Dwebtron
Dwebtron

Reputation: 816

What is the best way to pre-load data with the application?

So, I have an app that I want to store a large series of Strings with, and I want it to ship with the application. In Android's onCreate method, should I just have a huge (couple of hundred lines) String[] initializer? Is there a better way to do this?

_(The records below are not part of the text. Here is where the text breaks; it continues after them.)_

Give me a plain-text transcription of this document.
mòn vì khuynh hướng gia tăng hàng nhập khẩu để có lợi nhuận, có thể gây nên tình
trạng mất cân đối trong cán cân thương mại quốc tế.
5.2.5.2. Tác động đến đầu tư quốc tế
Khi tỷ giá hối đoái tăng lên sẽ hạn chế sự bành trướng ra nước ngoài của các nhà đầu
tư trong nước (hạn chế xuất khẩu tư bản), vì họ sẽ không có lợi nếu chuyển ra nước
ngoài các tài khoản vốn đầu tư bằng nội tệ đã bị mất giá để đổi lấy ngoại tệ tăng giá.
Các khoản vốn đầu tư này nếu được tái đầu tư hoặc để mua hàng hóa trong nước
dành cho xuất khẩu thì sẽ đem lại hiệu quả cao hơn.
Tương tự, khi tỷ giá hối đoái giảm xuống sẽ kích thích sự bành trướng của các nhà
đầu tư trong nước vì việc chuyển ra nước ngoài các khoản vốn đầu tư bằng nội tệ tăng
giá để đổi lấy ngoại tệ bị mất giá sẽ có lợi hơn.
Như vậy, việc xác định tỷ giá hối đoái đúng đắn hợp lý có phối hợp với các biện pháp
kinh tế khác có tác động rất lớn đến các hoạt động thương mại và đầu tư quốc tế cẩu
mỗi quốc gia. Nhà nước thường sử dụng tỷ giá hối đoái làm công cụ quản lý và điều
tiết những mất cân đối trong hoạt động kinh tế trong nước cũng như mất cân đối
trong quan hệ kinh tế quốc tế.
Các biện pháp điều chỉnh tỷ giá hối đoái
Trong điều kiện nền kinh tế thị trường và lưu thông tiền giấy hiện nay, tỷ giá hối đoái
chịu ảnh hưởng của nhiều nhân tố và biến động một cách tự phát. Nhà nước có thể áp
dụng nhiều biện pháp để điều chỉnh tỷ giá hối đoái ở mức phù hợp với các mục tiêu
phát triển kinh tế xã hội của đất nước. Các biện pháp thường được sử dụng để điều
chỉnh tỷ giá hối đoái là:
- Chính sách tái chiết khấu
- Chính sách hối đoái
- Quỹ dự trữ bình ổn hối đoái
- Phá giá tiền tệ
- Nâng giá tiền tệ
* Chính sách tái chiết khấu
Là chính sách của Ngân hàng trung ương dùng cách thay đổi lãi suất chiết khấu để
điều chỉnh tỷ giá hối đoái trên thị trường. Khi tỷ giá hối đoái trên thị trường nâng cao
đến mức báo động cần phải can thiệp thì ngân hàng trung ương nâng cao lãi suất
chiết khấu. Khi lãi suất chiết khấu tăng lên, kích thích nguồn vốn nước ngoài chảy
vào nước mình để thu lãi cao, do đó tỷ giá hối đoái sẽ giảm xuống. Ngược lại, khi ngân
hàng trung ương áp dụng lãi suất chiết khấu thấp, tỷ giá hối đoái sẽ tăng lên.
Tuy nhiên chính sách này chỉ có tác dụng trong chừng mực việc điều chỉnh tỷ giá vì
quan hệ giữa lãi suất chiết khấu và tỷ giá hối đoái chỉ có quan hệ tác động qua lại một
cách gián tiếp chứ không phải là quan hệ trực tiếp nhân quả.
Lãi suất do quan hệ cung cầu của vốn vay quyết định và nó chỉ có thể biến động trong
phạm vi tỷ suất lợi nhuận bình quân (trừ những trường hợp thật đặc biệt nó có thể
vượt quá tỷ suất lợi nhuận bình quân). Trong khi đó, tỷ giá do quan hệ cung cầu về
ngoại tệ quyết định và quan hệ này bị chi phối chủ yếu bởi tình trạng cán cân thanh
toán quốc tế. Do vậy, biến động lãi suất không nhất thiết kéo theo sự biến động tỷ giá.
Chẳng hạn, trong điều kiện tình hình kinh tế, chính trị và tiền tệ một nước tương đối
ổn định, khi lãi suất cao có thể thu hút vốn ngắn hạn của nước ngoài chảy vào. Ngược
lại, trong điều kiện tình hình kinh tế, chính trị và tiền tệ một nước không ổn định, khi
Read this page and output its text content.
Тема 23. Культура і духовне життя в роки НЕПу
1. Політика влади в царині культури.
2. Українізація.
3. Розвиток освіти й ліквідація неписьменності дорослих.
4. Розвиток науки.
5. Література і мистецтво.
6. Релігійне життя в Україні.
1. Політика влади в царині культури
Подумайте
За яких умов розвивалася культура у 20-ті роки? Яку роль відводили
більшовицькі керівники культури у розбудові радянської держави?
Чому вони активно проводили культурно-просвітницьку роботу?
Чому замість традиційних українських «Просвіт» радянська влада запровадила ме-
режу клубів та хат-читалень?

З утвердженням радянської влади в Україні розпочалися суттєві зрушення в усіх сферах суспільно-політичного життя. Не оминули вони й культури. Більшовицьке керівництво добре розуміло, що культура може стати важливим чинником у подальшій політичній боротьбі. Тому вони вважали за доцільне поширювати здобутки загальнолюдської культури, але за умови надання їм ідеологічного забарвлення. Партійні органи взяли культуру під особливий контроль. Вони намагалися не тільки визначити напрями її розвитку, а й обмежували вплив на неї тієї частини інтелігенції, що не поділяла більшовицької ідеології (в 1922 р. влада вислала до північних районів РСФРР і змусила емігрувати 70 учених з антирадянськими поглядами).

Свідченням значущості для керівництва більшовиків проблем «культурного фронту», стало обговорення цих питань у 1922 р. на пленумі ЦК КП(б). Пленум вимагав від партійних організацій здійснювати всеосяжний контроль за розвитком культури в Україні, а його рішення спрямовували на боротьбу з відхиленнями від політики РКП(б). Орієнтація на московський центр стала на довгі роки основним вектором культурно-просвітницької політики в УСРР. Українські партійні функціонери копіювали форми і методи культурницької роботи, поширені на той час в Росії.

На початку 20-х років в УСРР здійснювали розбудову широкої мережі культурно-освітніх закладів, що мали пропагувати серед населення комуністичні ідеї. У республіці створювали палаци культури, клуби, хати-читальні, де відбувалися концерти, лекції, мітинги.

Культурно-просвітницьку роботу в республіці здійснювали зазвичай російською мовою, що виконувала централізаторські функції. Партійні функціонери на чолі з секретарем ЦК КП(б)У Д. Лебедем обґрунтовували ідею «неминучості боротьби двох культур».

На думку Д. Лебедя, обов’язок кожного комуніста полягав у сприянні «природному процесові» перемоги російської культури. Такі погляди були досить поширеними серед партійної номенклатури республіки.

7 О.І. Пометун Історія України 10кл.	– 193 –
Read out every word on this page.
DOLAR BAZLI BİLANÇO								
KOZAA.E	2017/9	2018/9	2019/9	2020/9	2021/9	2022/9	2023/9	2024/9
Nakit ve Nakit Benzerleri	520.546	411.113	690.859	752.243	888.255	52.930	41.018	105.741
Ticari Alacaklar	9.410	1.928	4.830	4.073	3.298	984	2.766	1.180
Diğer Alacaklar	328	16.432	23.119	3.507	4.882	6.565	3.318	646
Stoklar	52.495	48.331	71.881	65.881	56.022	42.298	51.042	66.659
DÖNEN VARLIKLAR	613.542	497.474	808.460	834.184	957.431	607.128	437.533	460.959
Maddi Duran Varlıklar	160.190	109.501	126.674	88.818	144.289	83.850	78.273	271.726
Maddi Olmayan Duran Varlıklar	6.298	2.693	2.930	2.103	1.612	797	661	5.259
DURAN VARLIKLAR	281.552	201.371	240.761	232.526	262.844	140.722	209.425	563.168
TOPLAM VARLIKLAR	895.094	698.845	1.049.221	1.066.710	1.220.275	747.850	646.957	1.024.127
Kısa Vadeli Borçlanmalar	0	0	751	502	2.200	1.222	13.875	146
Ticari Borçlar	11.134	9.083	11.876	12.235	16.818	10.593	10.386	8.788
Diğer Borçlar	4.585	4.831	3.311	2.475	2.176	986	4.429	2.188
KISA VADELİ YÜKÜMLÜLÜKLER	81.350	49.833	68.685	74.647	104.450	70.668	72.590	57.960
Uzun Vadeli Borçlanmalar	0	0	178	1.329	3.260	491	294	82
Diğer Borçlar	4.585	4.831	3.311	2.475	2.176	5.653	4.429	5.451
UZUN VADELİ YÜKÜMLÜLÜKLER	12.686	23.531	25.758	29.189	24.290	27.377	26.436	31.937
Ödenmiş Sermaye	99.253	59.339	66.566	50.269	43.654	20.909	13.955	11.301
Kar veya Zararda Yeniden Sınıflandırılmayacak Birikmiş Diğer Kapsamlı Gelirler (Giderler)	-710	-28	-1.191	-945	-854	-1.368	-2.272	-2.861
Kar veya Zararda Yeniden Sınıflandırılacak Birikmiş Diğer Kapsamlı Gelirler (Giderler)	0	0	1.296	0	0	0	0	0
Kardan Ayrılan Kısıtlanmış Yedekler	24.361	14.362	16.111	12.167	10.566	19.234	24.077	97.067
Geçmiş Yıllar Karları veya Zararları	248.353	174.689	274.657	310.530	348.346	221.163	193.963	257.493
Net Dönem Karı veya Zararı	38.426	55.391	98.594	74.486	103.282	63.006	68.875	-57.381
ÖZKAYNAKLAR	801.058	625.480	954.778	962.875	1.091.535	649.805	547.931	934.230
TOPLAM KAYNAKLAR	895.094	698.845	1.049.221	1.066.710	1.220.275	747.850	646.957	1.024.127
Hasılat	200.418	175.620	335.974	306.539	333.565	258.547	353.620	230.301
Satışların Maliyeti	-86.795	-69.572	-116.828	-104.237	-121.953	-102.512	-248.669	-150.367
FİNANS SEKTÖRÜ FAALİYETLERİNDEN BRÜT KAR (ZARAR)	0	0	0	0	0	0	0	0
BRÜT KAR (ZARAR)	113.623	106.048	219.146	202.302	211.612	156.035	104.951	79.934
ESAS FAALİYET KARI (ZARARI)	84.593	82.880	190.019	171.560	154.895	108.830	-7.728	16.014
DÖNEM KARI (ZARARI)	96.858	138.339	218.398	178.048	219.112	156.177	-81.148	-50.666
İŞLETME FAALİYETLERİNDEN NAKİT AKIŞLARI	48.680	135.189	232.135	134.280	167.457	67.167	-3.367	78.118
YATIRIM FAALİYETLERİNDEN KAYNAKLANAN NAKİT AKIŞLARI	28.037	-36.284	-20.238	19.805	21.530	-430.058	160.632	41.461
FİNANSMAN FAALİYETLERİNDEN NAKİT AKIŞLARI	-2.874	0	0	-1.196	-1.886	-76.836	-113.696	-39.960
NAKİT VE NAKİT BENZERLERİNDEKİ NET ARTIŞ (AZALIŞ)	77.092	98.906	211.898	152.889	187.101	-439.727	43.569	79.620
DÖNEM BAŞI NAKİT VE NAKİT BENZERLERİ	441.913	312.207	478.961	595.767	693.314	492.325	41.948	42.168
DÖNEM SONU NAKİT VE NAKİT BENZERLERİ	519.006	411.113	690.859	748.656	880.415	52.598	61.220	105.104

I was thinking of creating my own object of these (they are grouped up a little bit) and storing it that way, but that still includes an instantiation of lots of Strings into an array. Is there some way that I can have this already created? Is there a better way to do this?

Upvotes: 1

Views: 696

Answers (2)

lowcrawler
lowcrawler

Reputation: 7589

If it's only a couple hundred lines, I wouldn't concern myself too much. You can either 'hard code' them, creating a few hundred strings, or have them in a secondary 'flat file' that gets read in by the constructor. Either way, the result, is a few hundred Strings...

For speed - hard code them.

This previous question has a bit of discussion on the 'how' to do it for separate objects... how do i preload a hashmap in an object(without put method)?

Upvotes: 0

user1282637
user1282637

Reputation: 1867

You can do it in the background with an AsyncTask (separate thread). Like this:

private class InitializeString extends AsyncTask<Void, Void, Void> {

    @Override
    protected void doInBackground(Void... params) {

        //do your initializing

    }

    @Override
    protected void onPostExecute(Void... params) {}

    @Override
    protected void onPreExecute() {}

    @Override
    protected void onProgressUpdate(Void... params) {}
}

Also, do names matter? You can just create an ArrayList of strings like this:

ArrayList<String> myListOfStrings = new ArrayList<String>();
myListOfStrings.add("String 1");
myListOfStrings.add("String 2");
  ...

If the string values are hardcoded and aren't added dynamically, you could also add them all to strings.xml file.